By Eva Johansson & Hans Bengtsson
Epoch Times Sweden Staff
Sep 17, 2006

China's Minister of Commerce Bo Xilai (Peter Parks/AFP/Getty Images)

STOCKHOLM, Sweden—The Swedish Falun Gong association filed a criminal complaint against China's Minister of Commerce Bo Xilai, during his visit on September 15. The minister was scheduled to meet the King of Sweden and his Swedish counterpart Thomas Ostros on the same day.

"We want the Swedish polis to bring him in for interrogation immediately," said Vasilios Zoupounidis, representing Falun Gong, after he had filed the complaint at the Norrmalm Police Station.

The complaint accuses the Chinese minister of murder, torture and abduction of Falun Gong practitioners during his time as Mayor of Dalian and governor of Liaoning Province from 1999 to 2004.

According to Falun Gong sources, over 375 practitioners were killed in Liaoning during Bo's time in office. The province is also home to Masanjia, one of China's most notorious women's labor camps, once called "a living hell on earth," by Illinois State Senator John Cullerton.

The Swedish lawsuit joins a series of complaints against Bo filed in Australia, Spain, the United States, the United Kingdom and most recently, Finland. It was immediately forwarded to chief prosecutor Thomas Häggström at the International Prosecutors Office in Stockholm.

"I have spoken to the prosecutor. He said that he is considering the issue of immunity at the moment," said Zoupounidis.

Meanwhile, Swedish Foreign Minster Jan Eliasson said he supports other ways of bringing change to China.

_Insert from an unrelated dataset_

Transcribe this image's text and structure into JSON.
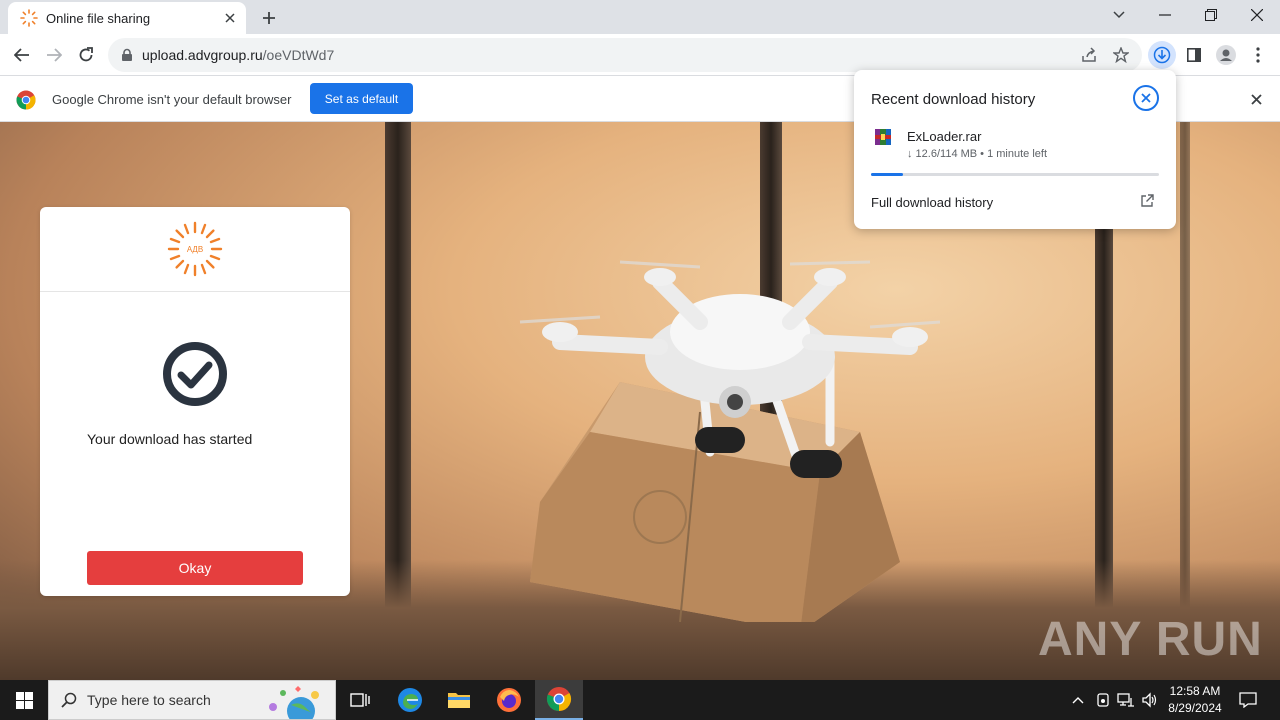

"I have instructed our representatives to stand for our perception on these [human rights] issues," Elliasson told The Epoch Times a day before Bo's visit, saying that he is not in favor of isolating China because it is not "good foreign policy."

The complaint was filed under Swedish national laws and the United Nation Convention against torture. According to Peter Berquist—a Swedish lawyer who joined attempts to extradite former Chilean dictator Augusto Pinochet to Sweden in 1998—the Swedish Penalty Code allows courts to rule on crimes that carry a minimum four year penalty. This is regardless of the country where the crime was committed, the offender's nationality, or the victim's nationality.